Anti-bullying candlelight vigil held in Campbell


Ashley Garcia, 19, says she thought death was better than living, and after being bullied by so-called friends, she attempted suicide.

Garcia had to drop out of school because of the bullies. She is now studying to become a paramedic so she can save lives.

Her brother, 12-year-old Jacob Garcia, is now a target at his school.

"It's mainly three kids that are bullying me almost once a week," Jacob Garcia said.

Both attended a candlelight vigil for 19-year-old Amanda Brownell, who is confined to a wheelchair after attempting suicide in a school cafeteria bathroom when she was 16. Brownell cannot see, walk, talk or eat on her own now.

"If I would have known, I could have done something different," said Amanda's mother Ann Brownell.

Brownell was in San Jose's Del Mar marching band. Her mother says Brownell received around 3,500 harassing and spiteful text messages in a one-month period.

"They were saying she was a lesbian, bisexual, that she was pregnant, and that she had AIDS and was spreading it," Brownell said.

Since her attempted suicide in December 2008, her mother has been leading an educational campaign called the Amanda Network to prevent teen suicide and bullying.
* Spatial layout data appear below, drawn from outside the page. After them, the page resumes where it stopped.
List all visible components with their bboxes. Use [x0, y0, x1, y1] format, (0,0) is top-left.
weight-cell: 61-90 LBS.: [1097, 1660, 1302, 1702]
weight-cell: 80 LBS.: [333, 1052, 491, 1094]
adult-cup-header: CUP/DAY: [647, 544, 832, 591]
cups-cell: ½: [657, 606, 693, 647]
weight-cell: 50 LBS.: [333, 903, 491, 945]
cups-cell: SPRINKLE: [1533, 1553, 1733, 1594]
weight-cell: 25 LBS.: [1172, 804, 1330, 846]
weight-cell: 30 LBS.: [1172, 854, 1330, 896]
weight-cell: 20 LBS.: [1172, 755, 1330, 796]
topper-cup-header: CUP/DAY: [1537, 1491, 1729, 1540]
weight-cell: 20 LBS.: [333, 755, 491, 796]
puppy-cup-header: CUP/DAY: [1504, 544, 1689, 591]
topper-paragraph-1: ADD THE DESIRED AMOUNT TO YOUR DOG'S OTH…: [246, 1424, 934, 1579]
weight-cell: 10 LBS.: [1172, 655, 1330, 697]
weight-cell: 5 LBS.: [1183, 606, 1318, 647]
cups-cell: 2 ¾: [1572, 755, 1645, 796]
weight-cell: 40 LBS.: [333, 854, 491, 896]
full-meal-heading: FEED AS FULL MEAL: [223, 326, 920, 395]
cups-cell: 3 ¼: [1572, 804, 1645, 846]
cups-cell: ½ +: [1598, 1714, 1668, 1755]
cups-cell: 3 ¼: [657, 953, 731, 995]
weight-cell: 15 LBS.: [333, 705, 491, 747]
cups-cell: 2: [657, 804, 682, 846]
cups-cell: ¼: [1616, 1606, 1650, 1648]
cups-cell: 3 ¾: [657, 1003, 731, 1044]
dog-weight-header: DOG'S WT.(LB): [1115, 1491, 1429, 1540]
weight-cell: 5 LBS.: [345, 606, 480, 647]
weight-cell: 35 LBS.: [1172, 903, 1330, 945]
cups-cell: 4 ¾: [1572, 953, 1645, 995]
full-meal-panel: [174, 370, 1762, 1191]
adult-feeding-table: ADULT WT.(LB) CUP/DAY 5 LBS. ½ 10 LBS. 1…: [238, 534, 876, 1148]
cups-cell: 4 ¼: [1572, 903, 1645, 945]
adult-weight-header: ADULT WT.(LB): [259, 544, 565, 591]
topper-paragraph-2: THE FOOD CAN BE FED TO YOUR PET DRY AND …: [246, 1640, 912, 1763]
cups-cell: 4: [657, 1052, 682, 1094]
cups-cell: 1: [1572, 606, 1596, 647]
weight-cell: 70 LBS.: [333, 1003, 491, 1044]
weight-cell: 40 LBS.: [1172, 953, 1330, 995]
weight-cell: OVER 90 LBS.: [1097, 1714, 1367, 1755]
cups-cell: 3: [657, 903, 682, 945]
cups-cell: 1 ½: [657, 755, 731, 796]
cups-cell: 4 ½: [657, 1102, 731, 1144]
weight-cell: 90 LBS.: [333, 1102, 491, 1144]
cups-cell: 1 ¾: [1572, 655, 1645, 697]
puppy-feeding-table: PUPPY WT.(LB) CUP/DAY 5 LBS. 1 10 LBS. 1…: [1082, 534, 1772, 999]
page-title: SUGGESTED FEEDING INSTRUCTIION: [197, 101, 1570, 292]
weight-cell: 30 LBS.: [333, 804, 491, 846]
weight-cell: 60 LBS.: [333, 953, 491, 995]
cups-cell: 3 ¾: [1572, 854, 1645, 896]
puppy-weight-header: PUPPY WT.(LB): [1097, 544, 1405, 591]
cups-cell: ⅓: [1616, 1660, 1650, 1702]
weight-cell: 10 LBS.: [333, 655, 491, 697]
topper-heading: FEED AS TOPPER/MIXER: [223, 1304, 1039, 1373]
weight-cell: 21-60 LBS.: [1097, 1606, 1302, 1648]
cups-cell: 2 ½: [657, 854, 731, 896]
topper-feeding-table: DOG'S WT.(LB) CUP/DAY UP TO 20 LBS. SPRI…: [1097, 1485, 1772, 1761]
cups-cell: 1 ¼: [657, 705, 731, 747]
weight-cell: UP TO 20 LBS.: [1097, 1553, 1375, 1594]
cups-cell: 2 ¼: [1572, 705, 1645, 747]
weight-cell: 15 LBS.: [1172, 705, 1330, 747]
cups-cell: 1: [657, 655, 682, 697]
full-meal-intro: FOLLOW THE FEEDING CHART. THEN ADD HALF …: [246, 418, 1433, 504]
"For everyone one suicide (where) a kid dies, there's 100 kids that attempt it," said Brownell.

About 100 parents and children attended the candlelight vigil for Amanda Brownell at the Campbell United Methodist Church. Those who attended received scarves and wristbands in purple, Brownell's favorite color.

Those who attended also donated to the anti-bullying campaign and took a pledge to stop bullying wherever they see it.

Saturday's vigil was the third for Brownell. When asked how long she planned to keep the vigils going, her mother said she would continue until bullying stopped and there was no more teen suicide.